Shortly after she walked away, I realized the error of my ways and turned to Max. “We have two dogs now, don’t we,” I said. He shook his head no and smiled, and took Mekko on the rest of her walk while gremlin-dog and I stood on the sidewalk and plotted our next move.

We went to the vet to scan for a microchip but there was none, obviously. I mean, look at him. That is not a dog who has a microchip. They recommended that I call the shelter where we got Mekko, but they were at capacity and refused to take him.

Now, I know that picture above might read as cute and all, but trust—this dog was not cute. This dog was disgusting. This dog was in the worst condition I have ever seen an animal in in my entire life, in the flesh or otherwise. Wet little nose and pink tongue notwithstanding, it would have been difficult to even decipher this being as a dog at all—more like a pungent clump of matted fur with filthy street waste and poop clinging to its peripheries.
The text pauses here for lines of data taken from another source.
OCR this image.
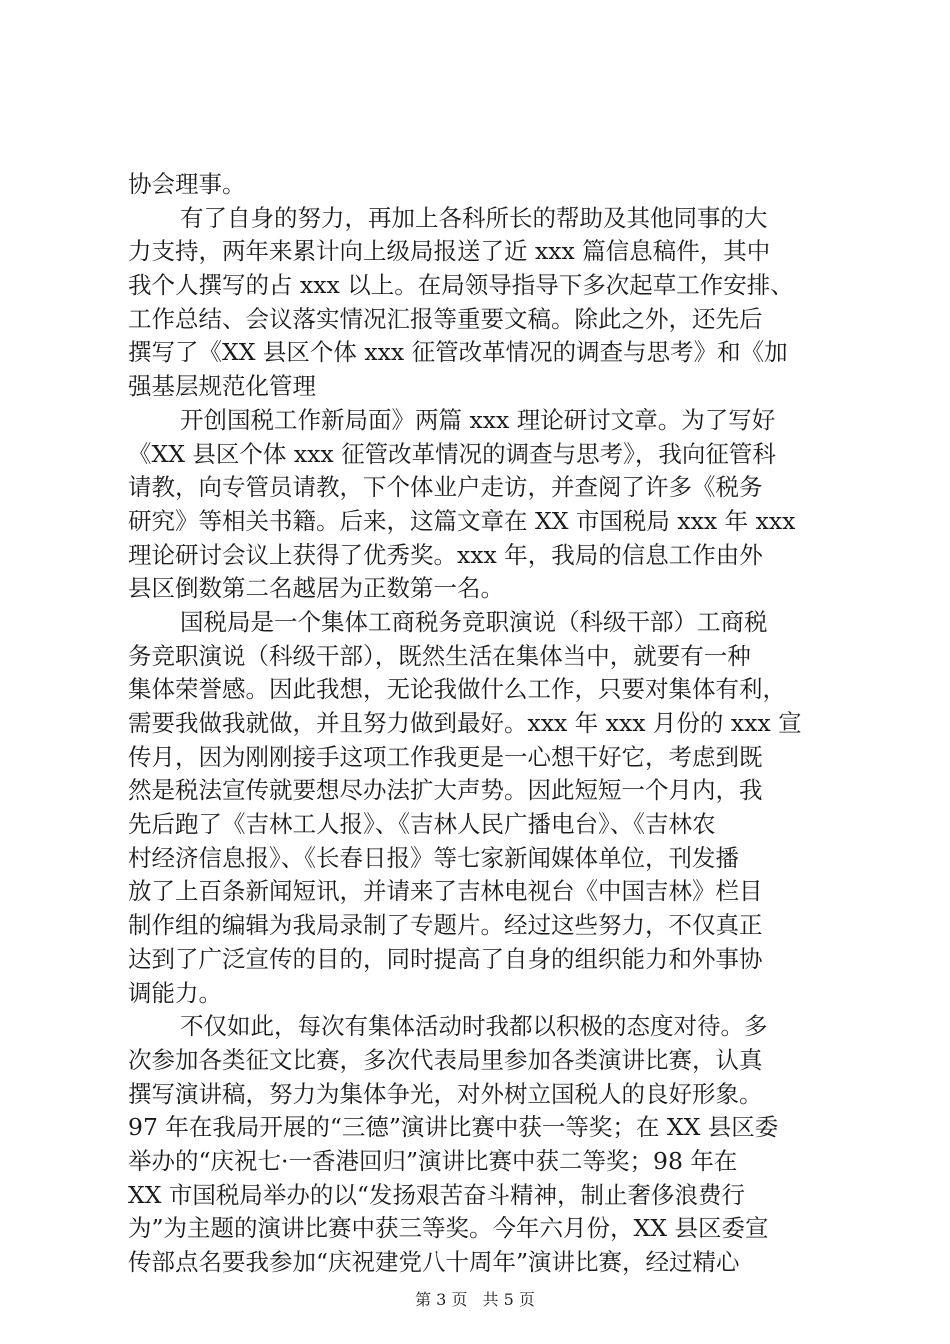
协会理事。
有了自身的努力，再加上各科所长的帮助及其他同事的大
力支持，两年来累计向上级局报送了近 xxx 篇信息稿件，其中
我个人撰写的占 xxx 以上。在局领导指导下多次起草工作安排、
工作总结、会议落实情况汇报等重要文稿。除此之外，还先后
撰写了《XX 县区个体 xxx 征管改革情况的调查与思考》和《加
强基层规范化管理
开创国税工作新局面》两篇 xxx 理论研讨文章。为了写好
《XX 县区个体 xxx 征管改革情况的调查与思考》，我向征管科
请教，向专管员请教，下个体业户走访，并查阅了许多《税务
研究》等相关书籍。后来，这篇文章在 XX 市国税局 xxx 年 xxx
理论研讨会议上获得了优秀奖。xxx 年，我局的信息工作由外
县区倒数第二名越居为正数第一名。
国税局是一个集体工商税务竞职演说（科级干部）工商税
务竞职演说（科级干部），既然生活在集体当中，就要有一种
集体荣誉感。因此我想，无论我做什么工作，只要对集体有利，
需要我做我就做，并且努力做到最好。xxx 年 xxx 月份的 xxx 宣
传月，因为刚刚接手这项工作我更是一心想干好它，考虑到既
然是税法宣传就要想尽办法扩大声势。因此短短一个月内，我
先后跑了《吉林工人报》、《吉林人民广播电台》、《吉林农
村经济信息报》、《长春日报》等七家新闻媒体单位，刊发播
放了上百条新闻短讯，并请来了吉林电视台《中国吉林》栏目
制作组的编辑为我局录制了专题片。经过这些努力，不仅真正
达到了广泛宣传的目的，同时提高了自身的组织能力和外事协
调能力。
不仅如此，每次有集体活动时我都以积极的态度对待。多
次参加各类征文比赛，多次代表局里参加各类演讲比赛，认真
撰写演讲稿，努力为集体争光，对外树立国税人的良好形象。
97 年在我局开展的“三德”演讲比赛中获一等奖；在 XX 县区委
举办的“庆祝七·一香港回归”演讲比赛中获二等奖；98 年在
XX 市国税局举办的以“发扬艰苦奋斗精神，制止奢侈浪费行
为”为主题的演讲比赛中获三等奖。今年六月份，XX 县区委宣
传部点名要我参加“庆祝建党八十周年”演讲比赛，经过精心
第 3 页 共 5 页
When you have a weakness for dogs like I do, there’s something intensely heartbreaking about seeing stuff like this.

Too late in the day to take him to be groomed, I did the only thing I could think to do: I took him home, grabbed several pairs of scissors, plopped him down on my bathroom floor, and began a long excavation process that continued for the next seven straight hours.

It occurred to me part of the way through that this was, perhaps, a terrible idea. I knew nothing about this dog, who might not have taken kindly to what I’m sure was a painful and exhausting ordeal, as I had to gently but necessarily pull apart his armor and cut away at it slowly, trying to avoid his pink skin lurking somewhere in its depths. I suppose he could have turned around at any moment and bit me, or unleashed a herd of fleas onto my previously flea-less home, or flinched and caused my inexperienced grooming hands to impale him accidentally.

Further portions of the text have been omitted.